The immersive experience is fantastic and, at the same time, a bit isolating. You know that there are people both ahead and behind you, and yet you go through it alone, forced into isolation as complete as the Covid lockdowns. This makes the release from the labyrinth back into the world of people all the more powerful.

Rehana Mirza’s“The Death of Dreams”

It isn’t traditional theater, we are still waiting for that to return. But it is emotional and moving theater, more visceral than zoom or pre-recorded shows. It is a step forward, and given the year we’ve all had, it is a step I could not wait to take. I was joyful at the end. Take someone with you if you can, you will want to dissect the experience later over wine and relax for the first time in a year.
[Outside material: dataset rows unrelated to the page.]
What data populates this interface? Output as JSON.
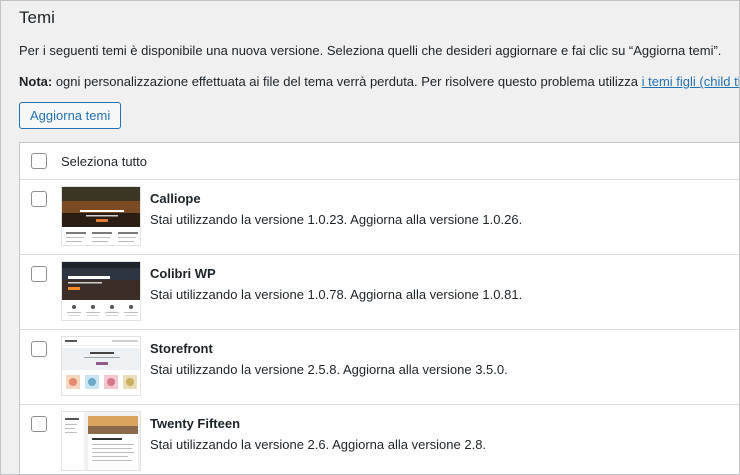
{
  "page": {
    "title": "Temi",
    "intro": "Per i seguenti temi è disponibile una nuova versione. Seleziona quelli che desideri aggiornare e fai clic su “Aggiorna temi”.",
    "note_label": "Nota:",
    "note_text": " ogni personalizzazione effettuata ai file del tema verrà perduta. Per risolvere questo problema utilizza ",
    "note_link": "i temi figli (child themes)",
    "note_end": ".",
    "update_button": "Aggiorna temi"
  },
  "table": {
    "select_all": "Seleziona tutto",
    "themes": [
      {
        "name": "Calliope",
        "description": "Stai utilizzando la versione 1.0.23. Aggiorna alla versione 1.0.26."
      },
      {
        "name": "Colibri WP",
        "description": "Stai utilizzando la versione 1.0.78. Aggiorna alla versione 1.0.81."
      },
      {
        "name": "Storefront",
        "description": "Stai utilizzando la versione 2.5.8. Aggiorna alla versione 3.5.0."
      },
      {
        "name": "Twenty Fifteen",
        "description": "Stai utilizzando la versione 2.6. Aggiorna alla versione 2.8."
      }
    ]
  },
  "colors": {
    "background": "#f0f0f1",
    "link": "#2271b1",
    "text": "#1d2327",
    "border": "#c3c4c7"
  }
}
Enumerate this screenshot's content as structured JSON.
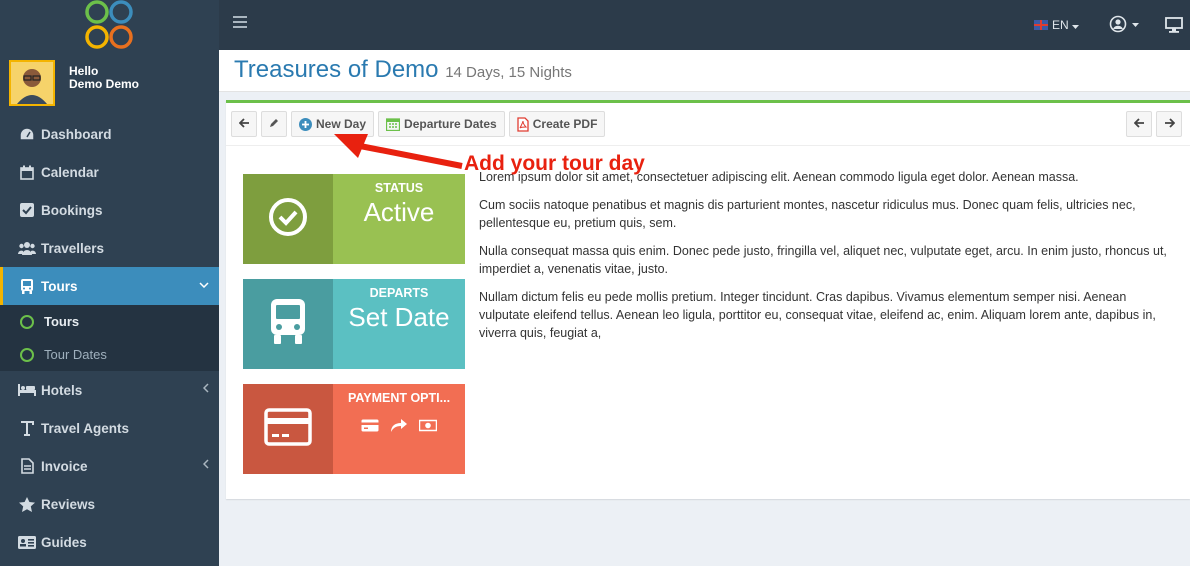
{
  "sidebar": {
    "greeting": "Hello",
    "user_name": "Demo Demo",
    "items": [
      {
        "label": "Dashboard",
        "icon": "dashboard-icon"
      },
      {
        "label": "Calendar",
        "icon": "calendar-icon"
      },
      {
        "label": "Bookings",
        "icon": "check-square-icon"
      },
      {
        "label": "Travellers",
        "icon": "users-icon"
      },
      {
        "label": "Tours",
        "icon": "bus-icon",
        "active": true
      },
      {
        "label": "Hotels",
        "icon": "bed-icon"
      },
      {
        "label": "Travel Agents",
        "icon": "text-icon"
      },
      {
        "label": "Invoice",
        "icon": "file-icon"
      },
      {
        "label": "Reviews",
        "icon": "star-icon"
      },
      {
        "label": "Guides",
        "icon": "id-card-icon"
      }
    ],
    "sub_items": [
      {
        "label": "Tours"
      },
      {
        "label": "Tour Dates"
      }
    ]
  },
  "topbar": {
    "language": "EN"
  },
  "page": {
    "title": "Treasures of Demo",
    "subtitle": "14 Days, 15 Nights"
  },
  "toolbar": {
    "new_day": "New Day",
    "departure_dates": "Departure Dates",
    "create_pdf": "Create PDF"
  },
  "cards": [
    {
      "label": "STATUS",
      "value": "Active",
      "color_left": "#7e9e3e",
      "color_right": "#99c152"
    },
    {
      "label": "DEPARTS",
      "value": "Set Date",
      "color_left": "#4a9da0",
      "color_right": "#5bc0c2"
    },
    {
      "label": "PAYMENT OPTI...",
      "value": "",
      "color_left": "#c95740",
      "color_right": "#f26e53"
    }
  ],
  "content": {
    "p1": "Lorem ipsum dolor sit amet, consectetuer adipiscing elit. Aenean commodo ligula eget dolor. Aenean massa.",
    "p2": "Cum sociis natoque penatibus et magnis dis parturient montes, nascetur ridiculus mus. Donec quam felis, ultricies nec, pellentesque eu, pretium quis, sem.",
    "p3": "Nulla consequat massa quis enim. Donec pede justo, fringilla vel, aliquet nec, vulputate eget, arcu. In enim justo, rhoncus ut, imperdiet a, venenatis vitae, justo.",
    "p4": "Nullam dictum felis eu pede mollis pretium. Integer tincidunt. Cras dapibus. Vivamus elementum semper nisi. Aenean vulputate eleifend tellus. Aenean leo ligula, porttitor eu, consequat vitae, eleifend ac, enim. Aliquam lorem ante, dapibus in, viverra quis, feugiat a,"
  },
  "annotation": "Add your tour day",
  "colors": {
    "accent": "#3c8dbc",
    "success": "#6cc04a",
    "annotation": "#e8210f"
  }
}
A Dozen Dreams is therapeutic and hopeful, the promise of a better and different world to come.  It was conceived by En Garde Arts Founder and Artistic Director Anne Hamburger, with the visionary visual and environment designer Irina Kruzhilina and former Lark Artistic Director John Clinton Eisner, the playwrights featured in A Dozen Dreams are representative of a range of voices and experiences, from Pulitzer Prize and Tony Award-nominated artists to fresh new talents. Authors include: Sam Chanse, Erika Dickerson-Despenza, Emily Mann, Martyna Majok, Mona Mansour, Rehana Mirza, Ellen McLaughlin, Liza Jessie Peterson, Ren Dara Santiago, Caridad Svich, Lucy Thurber, and Andrea Thome. Singer Kecia Lewis is featured in the dream of Emily Mann.